Ioan était légèrement déstabilisé et ne savait pas s’il devait s’énerver ou rester calme. Il opta pour la seconde solution. Il n’allait pas autoriser ses émotions à prendre le dessus en gâchant ainsi la magnifique journée qui s’annonçait à cause d’un évènement incongru et finalement dérisoire.
Une balle était passée entre ses jambes. Il s’empressa de lui courir après pour la récupérer et la redonner à ce petit maladroit. Le visage du garnement s’illumina.
- Merci ! dit-il de sa voix de bébé.
- Merci ! insista la mère.
Elle lui tendit une lingette.
- Tenez, pour vous essuyer, ajouta-t-elle très embarrassée.
- Oh, merci ! répondit Ioan un peu désarçonné.
La glace à la vanille s’était lamentablement écrasée sur le bas de son smoking. Il se penchait pour nettoyer les dégâts lorsqu’il sentit quelqu’un lui tapoter le dos. Il se redressa et se retourna tel un ressort :
- Oh, Lola !
Ioan ne savait que faire de sa lingette à présent remplie de glace.
- Ioan ! Viens là que je t’embrasse !
- Attention ! s’écria-t-il.
- A quoi ? rétorqua-t-elle étonnée.
Il lui montra le bout de tissu souillé.
- Mais j’m’en fiche, gros nigaud ! Allez, viens là, p’tite « andouille » !
Tout en attrapant la petite serviette jetable, Lola se mit sur la pointe des pieds pour apposer ses lèvres aux joues moelleuses de son cher ami. Elle l’entoura de ses bras trop courts.
- Tu es toujours aussi grand !
- Et toi toujours aussi p’tite !
Ils rirent de concert. La jeune maman et son enfant s’étaient déjà éloignés lorsque Ioan réalisa qu’il les avait oubliés. Il l’interpella :
- Eh, madame ! Désolé. Merci encore pour la lingette.
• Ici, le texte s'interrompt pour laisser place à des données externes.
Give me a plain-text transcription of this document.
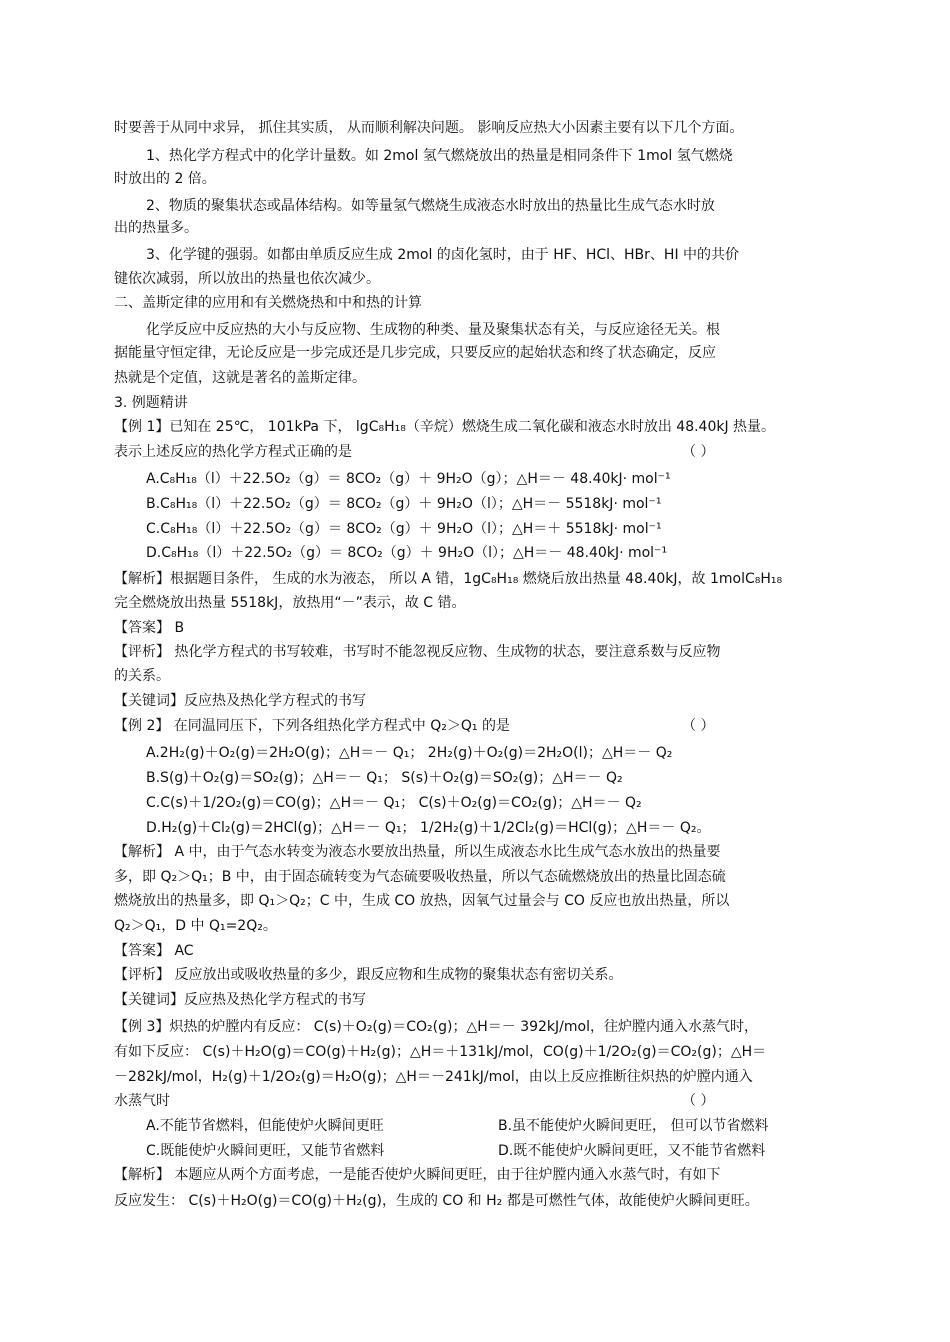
时要善于从同中求异， 抓住其实质， 从而顺利解决问题。 影响反应热大小因素主要有以下几个方面。
1、热化学方程式中的化学计量数。如 2mol 氢气燃烧放出的热量是相同条件下 1mol 氢气燃烧
时放出的 2 倍。
2、物质的聚集状态或晶体结构。如等量氢气燃烧生成液态水时放出的热量比生成气态水时放
出的热量多。
3、化学键的强弱。如都由单质反应生成 2mol 的卤化氢时，由于 HF、HCl、HBr、HI 中的共价
键依次减弱，所以放出的热量也依次减少。
二、盖斯定律的应用和有关燃烧热和中和热的计算
化学反应中反应热的大小与反应物、生成物的种类、量及聚集状态有关，与反应途径无关。根
据能量守恒定律，无论反应是一步完成还是几步完成，只要反应的起始状态和终了状态确定，反应
热就是个定值，这就是著名的盖斯定律。
3. 例题精讲
【例 1】已知在 25℃， 101kPa 下， lgC₈H₁₈（辛烷）燃烧生成二氧化碳和液态水时放出 48.40kJ 热量。
表示上述反应的热化学方程式正确的是	（ ）
A.C₈H₁₈（l）＋22.5O₂（g）＝ 8CO₂（g）＋ 9H₂O（g）；△H＝－ 48.40kJ· mol⁻¹
B.C₈H₁₈（l）＋22.5O₂（g）＝ 8CO₂（g）＋ 9H₂O（l）；△H＝－ 5518kJ· mol⁻¹
C.C₈H₁₈（l）＋22.5O₂（g）＝ 8CO₂（g）＋ 9H₂O（l）；△H＝＋ 5518kJ· mol⁻¹
D.C₈H₁₈（l）＋22.5O₂（g）＝ 8CO₂（g）＋ 9H₂O（l）；△H＝－ 48.40kJ· mol⁻¹
【解析】根据题目条件， 生成的水为液态， 所以 A 错，1gC₈H₁₈ 燃烧后放出热量 48.40kJ，故 1molC₈H₁₈
完全燃烧放出热量 5518kJ，放热用“－”表示，故 C 错。
【答案】 B
【评析】 热化学方程式的书写较难，书写时不能忽视反应物、生成物的状态，要注意系数与反应物
的关系。
【关键词】反应热及热化学方程式的书写
【例 2】 在同温同压下，下列各组热化学方程式中 Q₂＞Q₁ 的是	（ ）
A.2H₂(g)＋O₂(g)＝2H₂O(g)；△H＝－ Q₁； 2H₂(g)＋O₂(g)＝2H₂O(l)；△H＝－ Q₂
B.S(g)＋O₂(g)＝SO₂(g)；△H＝－ Q₁； S(s)＋O₂(g)＝SO₂(g)；△H＝－ Q₂
C.C(s)＋1/2O₂(g)＝CO(g)；△H＝－ Q₁； C(s)＋O₂(g)＝CO₂(g)；△H＝－ Q₂
D.H₂(g)＋Cl₂(g)＝2HCl(g)；△H＝－ Q₁； 1/2H₂(g)＋1/2Cl₂(g)＝HCl(g)；△H＝－ Q₂。
【解析】 A 中，由于气态水转变为液态水要放出热量，所以生成液态水比生成气态水放出的热量要
多，即 Q₂＞Q₁；B 中，由于固态硫转变为气态硫要吸收热量，所以气态硫燃烧放出的热量比固态硫
燃烧放出的热量多，即 Q₁＞Q₂；C 中，生成 CO 放热，因氧气过量会与 CO 反应也放出热量，所以
Q₂＞Q₁，D 中 Q₁=2Q₂。
【答案】 AC
【评析】 反应放出或吸收热量的多少，跟反应物和生成物的聚集状态有密切关系。
【关键词】反应热及热化学方程式的书写
【例 3】炽热的炉膛内有反应： C(s)＋O₂(g)＝CO₂(g)；△H＝－ 392kJ/mol，往炉膛内通入水蒸气时，
有如下反应： C(s)＋H₂O(g)＝CO(g)＋H₂(g)；△H＝＋131kJ/mol，CO(g)＋1/2O₂(g)＝CO₂(g)；△H＝
－282kJ/mol，H₂(g)＋1/2O₂(g)＝H₂O(g)；△H＝－241kJ/mol，由以上反应推断往炽热的炉膛内通入
水蒸气时	（ ）
A.不能节省燃料，但能使炉火瞬间更旺	B.虽不能使炉火瞬间更旺， 但可以节省燃料
C.既能使炉火瞬间更旺，又能节省燃料	D.既不能使炉火瞬间更旺，又不能节省燃料
【解析】 本题应从两个方面考虑，一是能否使炉火瞬间更旺，由于往炉膛内通入水蒸气时，有如下
反应发生： C(s)＋H₂O(g)＝CO(g)＋H₂(g)，生成的 CO 和 H₂ 都是可燃性气体，故能使炉火瞬间更旺。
La femme fit un signe bienveillant de la main et continua son chemin avec son tout petit agité. Ioan et Lola s’enlacèrent à nouveau avant de se diriger vers le parking. Une voix retentit derrière eux.
- Ioan ! … Ioan !
Les deux compères se retournèrent.
- Boris !
- Alors mon ami ! Comment vas-tu ? dit-il en regardant Lola dans la foulée. Encore vous ?
- Vous vous connaissez ?
- Eh bien oui ! Le hasard fait bien les choses. Nous étions assis l’un à côté de l’autre dans l’avion.
Déconcertée, Lola eut un sourire niais et « mâchouilla » quelques mots.
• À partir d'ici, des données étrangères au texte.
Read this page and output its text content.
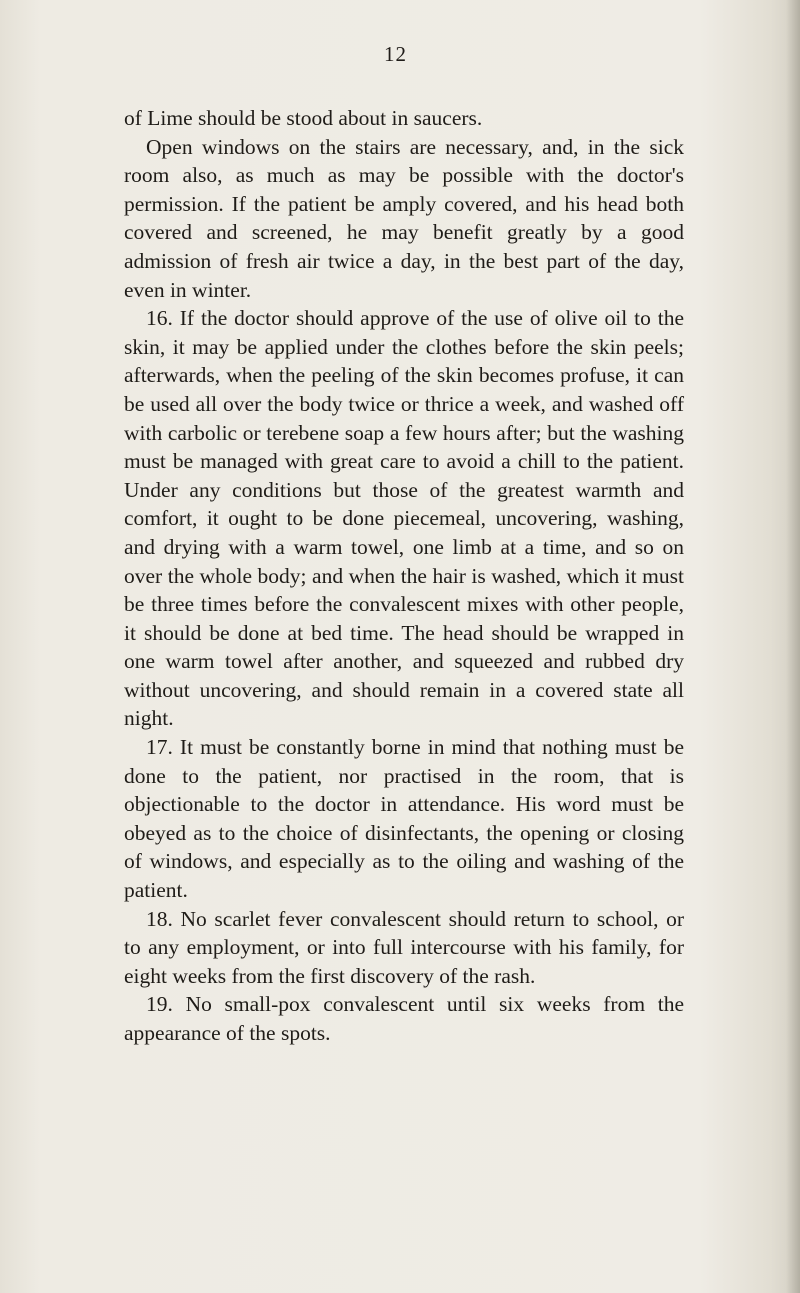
12

of Lime should be stood about in saucers.

Open windows on the stairs are necessary, and, in the sick room also, as much as may be possible with the doctor's permission. If the patient be amply covered, and his head both covered and screened, he may benefit greatly by a good admission of fresh air twice a day, in the best part of the day, even in winter.

16. If the doctor should approve of the use of olive oil to the skin, it may be applied under the clothes before the skin peels; afterwards, when the peeling of the skin becomes profuse, it can be used all over the body twice or thrice a week, and washed off with carbolic or terebene soap a few hours after; but the washing must be managed with great care to avoid a chill to the patient. Under any conditions but those of the greatest warmth and comfort, it ought to be done piecemeal, uncovering, washing, and drying with a warm towel, one limb at a time, and so on over the whole body; and when the hair is washed, which it must be three times before the convalescent mixes with other people, it should be done at bed time. The head should be wrapped in one warm towel after another, and squeezed and rubbed dry without uncovering, and should remain in a covered state all night.

17. It must be constantly borne in mind that nothing must be done to the patient, nor practised in the room, that is objectionable to the doctor in attendance. His word must be obeyed as to the choice of disinfectants, the opening or closing of windows, and especially as to the oiling and washing of the patient.

18. No scarlet fever convalescent should return to school, or to any employment, or into full intercourse with his family, for eight weeks from the first discovery of the rash.

19. No small-pox convalescent until six weeks from the appearance of the spots.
- Euh… Je … Oui… Enfin, se connaître est un grand mot… Mais, c’est ça… On était à côté.
- Bon, vous allez où comme ça ?
- Euh…
Ioan hésita puis opta pour un mensonge de finesse. Il expliqua, impassible, qu’il devait conduire sa témoin à son hôtel pour ensuite l’aider à faire des achats de dernière minute avant le mariage. Ils allaient être fort occupés. Il fut presque trahi par la couleur pourpre qui s’emparait peu à peu de ses pommettes.
- Ah, je vois. J’ai appelé un taxi de toute façon. Je ne vous retarde plus.
- A ce soir, Boris !
Boris lança un clin d’œil inattendu à Lola tout en lui attrapant sa main pour y déposer un baiser.
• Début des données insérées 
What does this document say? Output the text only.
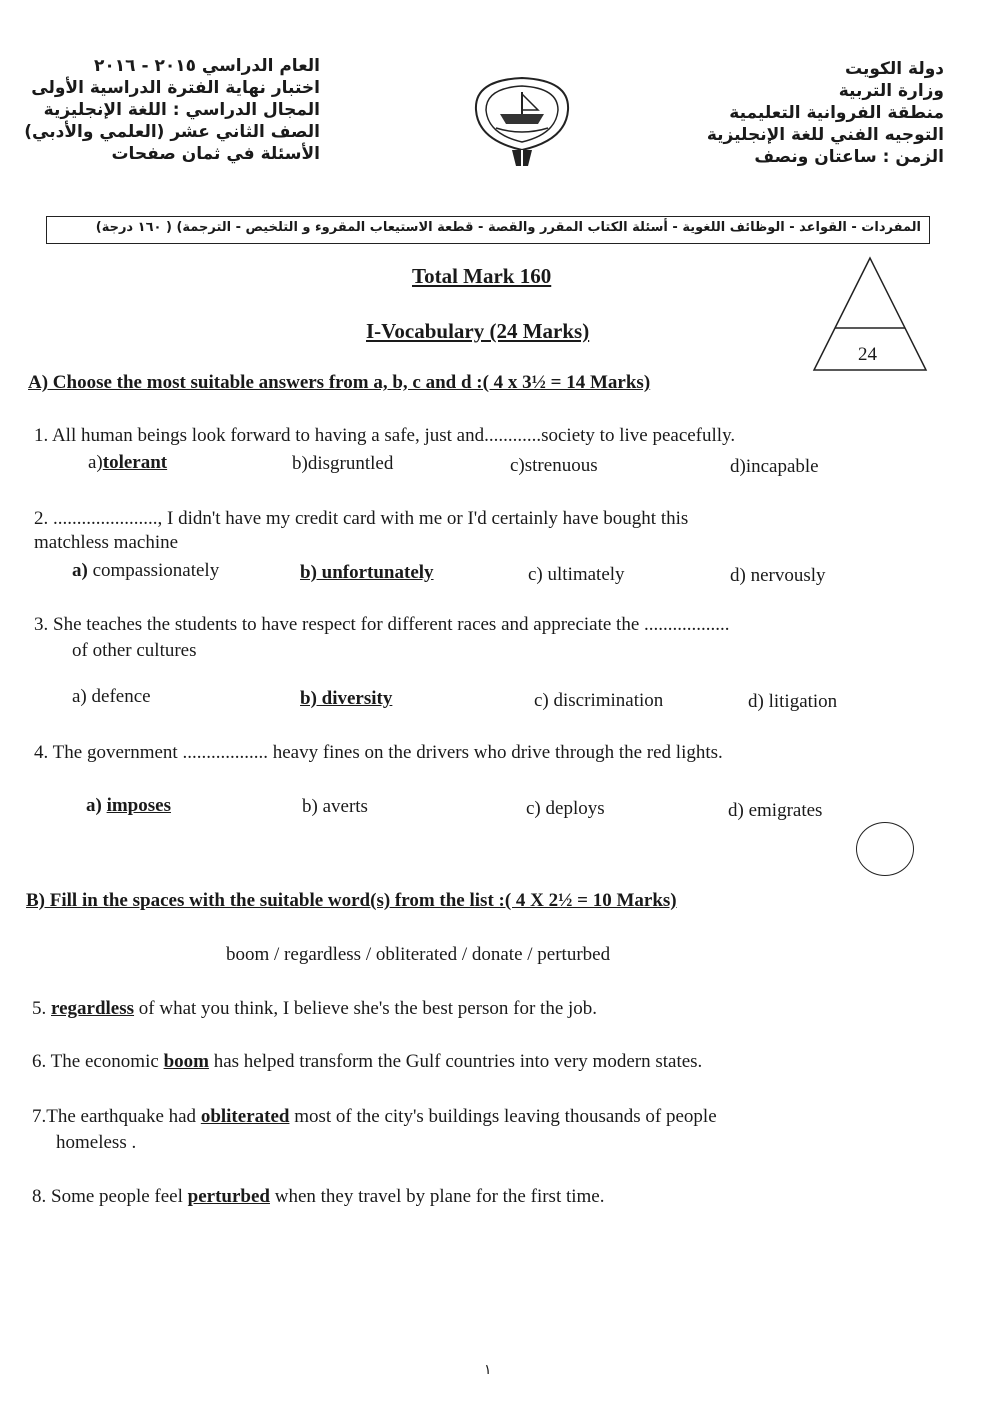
دولة الكويت
وزارة التربية
منطقة الفروانية التعليمية
التوجيه الفني للغة الإنجليزية
الزمن : ساعتان ونصف
العام الدراسي ٢٠١٥ - ٢٠١٦
اختبار نهاية الفترة الدراسية الأولى
المجال الدراسي : اللغة الإنجليزية
الصف الثاني عشر (العلمي والأدبي)
الأسئلة في ثمان صفحات
المفردات - القواعد - الوظائف اللغوية - أسئلة الكتاب المقرر والقصة - قطعة الاستيعاب المقروء و التلخيص - الترجمة) ( ١٦٠ درجة)
Total Mark 160
I-Vocabulary (24 Marks)
24
A) Choose the most suitable answers from a, b, c and d :( 4 x 3½ = 14 Marks)
1. All human beings look forward to having a safe, just and............society to live peacefully.
a)tolerant	b)disgruntled	c)strenuous	d)incapable
2. ......................, I didn't have my credit card with me or I'd certainly have bought this
matchless machine
a) compassionately	b) unfortunately	c) ultimately	d) nervously
3. She teaches the students to have respect for different races and appreciate the ..................
of other cultures
a) defence	b) diversity	c) discrimination	d) litigation
4. The government .................. heavy fines on the drivers who drive through the red lights.
a) imposes	b) averts	c) deploys	d) emigrates
B) Fill in the spaces with the suitable word(s) from the list :( 4 X 2½ = 10 Marks)
boom / regardless / obliterated / donate / perturbed
5. regardless of what you think, I believe she's the best person for the job.
6. The economic boom has helped transform the Gulf countries into very modern states.
7.The earthquake had obliterated most of the city's buildings leaving thousands of people
homeless .
8. Some people feel perturbed when they travel by plane for the first time.
١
- C’est officiel ! Nous faisons partie du même cercle.
- Ah, ah tu n’changeras jamais, Boris ! Attention, canaille… C’est une amie très chère…
- Au r’voir, énonça Lola de façon presqu’inaudible.
Cet intermède dressa un silence imprévu mais de courte durée entre les deux âmes qui se dirigeaient maintenant vers le parking situé à l’opposé du lieu de stationnement des taxis.
- Alors ça, quelle coïncidence ! Mes deux témoins ensembles dans l’avion. C’est amusant !
- Oui… Qui aurait cru ! Mais, qui est-ce ?
- Un de mes clients et fidèle pote. Je l’ai rencontré lors d’un vernissage.
- Wow… Et tu en as fait ton témoin ?
- Vous serez ensemble devant l’autel. Ah, ah… Plaisanterie à part, ça fait sept ans qu’il soutient ma galerie. C’est un passionné d’art et un grand architecte d’intérieur. C’est lui qui a conçu et aménagé ma maison.
- J’comprends mieux !
- Allez, donne-moi ta valise et monte dans la voiture.
Ioan et Lola prirent la route en direction de Liverpool.